"In the ancient world, garlic was known as an aphrodisiac.
Since a Jewish husband is supposed to fulfill his marital
obligation to his wife at least on Friday night, rabbis have
suggested that garlic be used in dishes at the Sabbath meal.
This old Sephardic dish with lots of garlic comes from Danielle
Schneider of Mount Vernon, NY."
"Jewish Cooking in America"
Serves 6 to 8
4-lbs. chicken, cut in 8 pieces
2 cloves garlic plus 1 whole head
salt to taste
1/2 cup olive oil
1 lb. tiny white onions
1/4 cup green olives
1/4 cup raisins
1 cinnamon stick
2 bay leaves
1 Tbs. peppercorns
1/4 cup vinegar
1/4 cup marsala or other sweet wine
4 potatoes (optional)
Clean the chicken pieces with lemon.

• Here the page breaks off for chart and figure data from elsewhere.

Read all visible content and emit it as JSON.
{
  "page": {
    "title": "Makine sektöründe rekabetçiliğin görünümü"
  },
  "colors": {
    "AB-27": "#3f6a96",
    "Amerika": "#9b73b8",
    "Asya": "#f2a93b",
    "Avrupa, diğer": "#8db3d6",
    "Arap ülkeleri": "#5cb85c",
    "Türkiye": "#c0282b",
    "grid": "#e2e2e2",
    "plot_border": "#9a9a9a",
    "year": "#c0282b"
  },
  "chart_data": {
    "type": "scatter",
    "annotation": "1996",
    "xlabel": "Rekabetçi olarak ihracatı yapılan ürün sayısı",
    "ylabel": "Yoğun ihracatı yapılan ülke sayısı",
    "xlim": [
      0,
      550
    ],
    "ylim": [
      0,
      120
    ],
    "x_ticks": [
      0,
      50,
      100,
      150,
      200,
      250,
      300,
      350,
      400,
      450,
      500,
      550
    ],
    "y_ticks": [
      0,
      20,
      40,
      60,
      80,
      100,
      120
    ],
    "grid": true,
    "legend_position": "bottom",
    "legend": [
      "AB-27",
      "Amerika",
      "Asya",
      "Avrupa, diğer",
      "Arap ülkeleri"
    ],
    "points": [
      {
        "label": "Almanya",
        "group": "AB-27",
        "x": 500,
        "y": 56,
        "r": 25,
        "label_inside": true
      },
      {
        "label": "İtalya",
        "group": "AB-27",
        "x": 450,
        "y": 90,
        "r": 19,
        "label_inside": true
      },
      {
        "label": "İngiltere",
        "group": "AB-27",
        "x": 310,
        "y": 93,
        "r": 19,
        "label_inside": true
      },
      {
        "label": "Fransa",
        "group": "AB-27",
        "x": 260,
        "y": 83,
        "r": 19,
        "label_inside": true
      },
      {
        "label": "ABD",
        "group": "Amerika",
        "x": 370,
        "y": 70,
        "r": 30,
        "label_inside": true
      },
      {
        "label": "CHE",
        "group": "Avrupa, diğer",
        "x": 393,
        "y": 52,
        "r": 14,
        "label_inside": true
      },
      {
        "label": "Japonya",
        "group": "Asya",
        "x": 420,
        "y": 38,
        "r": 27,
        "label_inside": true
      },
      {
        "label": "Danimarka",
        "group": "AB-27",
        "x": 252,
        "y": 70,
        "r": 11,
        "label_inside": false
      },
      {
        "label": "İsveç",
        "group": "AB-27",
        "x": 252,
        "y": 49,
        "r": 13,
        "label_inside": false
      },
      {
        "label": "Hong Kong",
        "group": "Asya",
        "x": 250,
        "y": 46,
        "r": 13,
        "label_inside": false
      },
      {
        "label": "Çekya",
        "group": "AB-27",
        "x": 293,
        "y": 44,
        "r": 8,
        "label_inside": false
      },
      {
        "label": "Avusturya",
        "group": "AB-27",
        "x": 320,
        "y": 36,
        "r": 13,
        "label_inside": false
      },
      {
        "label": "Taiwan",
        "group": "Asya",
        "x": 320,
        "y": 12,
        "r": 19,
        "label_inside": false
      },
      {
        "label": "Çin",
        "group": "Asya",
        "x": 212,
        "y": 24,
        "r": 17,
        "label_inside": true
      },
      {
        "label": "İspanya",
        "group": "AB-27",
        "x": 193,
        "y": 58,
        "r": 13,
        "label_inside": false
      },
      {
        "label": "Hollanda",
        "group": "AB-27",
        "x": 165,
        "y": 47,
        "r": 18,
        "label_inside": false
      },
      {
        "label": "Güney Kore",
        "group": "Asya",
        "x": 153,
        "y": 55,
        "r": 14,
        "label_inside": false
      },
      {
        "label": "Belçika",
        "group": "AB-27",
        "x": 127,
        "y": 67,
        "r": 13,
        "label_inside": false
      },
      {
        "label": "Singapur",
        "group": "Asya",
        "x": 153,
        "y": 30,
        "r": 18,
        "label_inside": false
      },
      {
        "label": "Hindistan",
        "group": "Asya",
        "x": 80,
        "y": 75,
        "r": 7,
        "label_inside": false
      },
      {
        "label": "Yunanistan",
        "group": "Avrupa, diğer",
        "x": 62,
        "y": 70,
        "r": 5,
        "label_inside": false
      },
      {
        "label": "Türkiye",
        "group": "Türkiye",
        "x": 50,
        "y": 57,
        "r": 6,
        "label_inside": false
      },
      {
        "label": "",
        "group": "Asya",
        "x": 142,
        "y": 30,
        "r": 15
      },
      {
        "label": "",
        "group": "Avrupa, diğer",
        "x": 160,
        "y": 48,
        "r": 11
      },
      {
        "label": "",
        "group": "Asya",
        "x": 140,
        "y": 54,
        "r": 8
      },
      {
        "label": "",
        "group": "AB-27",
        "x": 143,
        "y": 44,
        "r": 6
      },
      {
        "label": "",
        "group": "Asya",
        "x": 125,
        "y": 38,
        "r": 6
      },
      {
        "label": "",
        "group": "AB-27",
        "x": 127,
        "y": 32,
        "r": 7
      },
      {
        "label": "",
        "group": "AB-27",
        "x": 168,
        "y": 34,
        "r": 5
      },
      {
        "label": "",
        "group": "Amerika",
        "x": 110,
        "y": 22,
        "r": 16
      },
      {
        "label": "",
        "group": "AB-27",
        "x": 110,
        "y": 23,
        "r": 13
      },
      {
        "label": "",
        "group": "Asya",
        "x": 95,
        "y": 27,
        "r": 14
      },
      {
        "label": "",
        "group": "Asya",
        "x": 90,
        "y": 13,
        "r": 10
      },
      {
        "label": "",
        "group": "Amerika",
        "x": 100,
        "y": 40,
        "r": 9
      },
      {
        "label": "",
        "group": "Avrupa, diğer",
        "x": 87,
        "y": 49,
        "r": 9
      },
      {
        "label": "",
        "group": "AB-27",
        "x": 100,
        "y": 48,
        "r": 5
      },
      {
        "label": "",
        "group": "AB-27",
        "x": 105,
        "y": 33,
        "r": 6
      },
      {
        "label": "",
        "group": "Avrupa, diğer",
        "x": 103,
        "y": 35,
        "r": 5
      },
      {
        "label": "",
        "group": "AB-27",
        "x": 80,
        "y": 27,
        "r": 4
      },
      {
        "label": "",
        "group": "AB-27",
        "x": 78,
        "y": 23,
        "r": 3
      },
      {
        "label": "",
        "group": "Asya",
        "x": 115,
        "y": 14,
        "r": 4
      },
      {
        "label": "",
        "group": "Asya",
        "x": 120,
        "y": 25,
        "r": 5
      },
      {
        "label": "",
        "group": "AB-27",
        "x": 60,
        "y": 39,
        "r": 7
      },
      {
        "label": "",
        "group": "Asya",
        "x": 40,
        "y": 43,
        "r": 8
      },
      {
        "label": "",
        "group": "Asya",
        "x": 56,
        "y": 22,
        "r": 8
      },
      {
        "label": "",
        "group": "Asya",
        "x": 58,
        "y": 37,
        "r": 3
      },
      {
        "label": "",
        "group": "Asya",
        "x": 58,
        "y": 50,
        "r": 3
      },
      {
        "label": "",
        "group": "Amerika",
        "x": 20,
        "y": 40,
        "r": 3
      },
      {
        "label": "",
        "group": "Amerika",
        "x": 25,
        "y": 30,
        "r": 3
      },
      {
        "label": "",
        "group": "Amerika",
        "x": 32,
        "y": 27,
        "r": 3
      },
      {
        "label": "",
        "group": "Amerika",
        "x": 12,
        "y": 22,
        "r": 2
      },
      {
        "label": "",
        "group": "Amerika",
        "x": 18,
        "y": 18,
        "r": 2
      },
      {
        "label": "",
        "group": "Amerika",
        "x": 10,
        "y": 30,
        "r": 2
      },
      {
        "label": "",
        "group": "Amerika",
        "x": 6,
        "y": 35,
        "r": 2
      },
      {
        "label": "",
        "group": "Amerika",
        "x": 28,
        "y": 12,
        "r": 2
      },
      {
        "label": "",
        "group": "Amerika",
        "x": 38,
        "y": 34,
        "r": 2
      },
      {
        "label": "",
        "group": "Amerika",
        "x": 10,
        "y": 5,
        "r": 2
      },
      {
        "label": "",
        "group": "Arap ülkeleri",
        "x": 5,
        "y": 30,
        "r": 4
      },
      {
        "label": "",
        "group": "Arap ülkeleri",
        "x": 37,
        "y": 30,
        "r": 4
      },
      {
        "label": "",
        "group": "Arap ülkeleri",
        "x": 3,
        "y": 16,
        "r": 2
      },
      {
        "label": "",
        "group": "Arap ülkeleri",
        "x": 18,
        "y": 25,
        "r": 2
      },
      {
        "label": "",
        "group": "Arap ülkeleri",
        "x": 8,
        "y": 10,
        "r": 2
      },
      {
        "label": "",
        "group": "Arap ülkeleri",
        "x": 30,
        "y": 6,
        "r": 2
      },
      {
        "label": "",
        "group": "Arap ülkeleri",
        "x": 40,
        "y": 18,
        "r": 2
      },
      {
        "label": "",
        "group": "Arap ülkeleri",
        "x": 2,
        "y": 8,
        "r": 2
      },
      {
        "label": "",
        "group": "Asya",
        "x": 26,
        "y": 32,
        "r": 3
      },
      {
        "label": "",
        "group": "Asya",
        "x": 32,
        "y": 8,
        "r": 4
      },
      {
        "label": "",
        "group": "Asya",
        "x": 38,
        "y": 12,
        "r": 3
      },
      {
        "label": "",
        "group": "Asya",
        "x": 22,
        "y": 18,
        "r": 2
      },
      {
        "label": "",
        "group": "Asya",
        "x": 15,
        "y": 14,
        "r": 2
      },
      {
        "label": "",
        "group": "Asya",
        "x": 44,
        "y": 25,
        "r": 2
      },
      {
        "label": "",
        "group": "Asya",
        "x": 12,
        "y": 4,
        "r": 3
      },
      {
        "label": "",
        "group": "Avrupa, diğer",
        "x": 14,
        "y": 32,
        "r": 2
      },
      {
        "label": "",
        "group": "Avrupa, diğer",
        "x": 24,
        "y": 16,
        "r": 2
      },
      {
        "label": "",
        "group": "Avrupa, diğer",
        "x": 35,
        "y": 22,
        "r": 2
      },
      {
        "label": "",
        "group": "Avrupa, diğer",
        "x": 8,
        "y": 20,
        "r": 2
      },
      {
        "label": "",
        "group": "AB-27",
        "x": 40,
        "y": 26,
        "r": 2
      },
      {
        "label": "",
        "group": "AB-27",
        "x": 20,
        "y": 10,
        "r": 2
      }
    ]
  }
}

Rub with the garlic
cloves and sprinkle with salt.
Heat the olive oil in a large sauté pan or pot over medium
heat. Brown the chicken on all sides.
After browning, surround the chicken with the white onions,
olives and raisins. Slice off the top of the whole head of
garlic and place in the center with a clove on each side
and add the cinnamon stick, the bay leaves and the pepper -
corns. Sprinkle with the vinegar and the wine.
Cover and simmer over a very low flame for about 2 hours.
You can add the peeled and diced potatoes to this dish for
the last 15 to 20 minutes of cooking if you like, or serve
it with cooked rice. Discard the bay leaves and serve.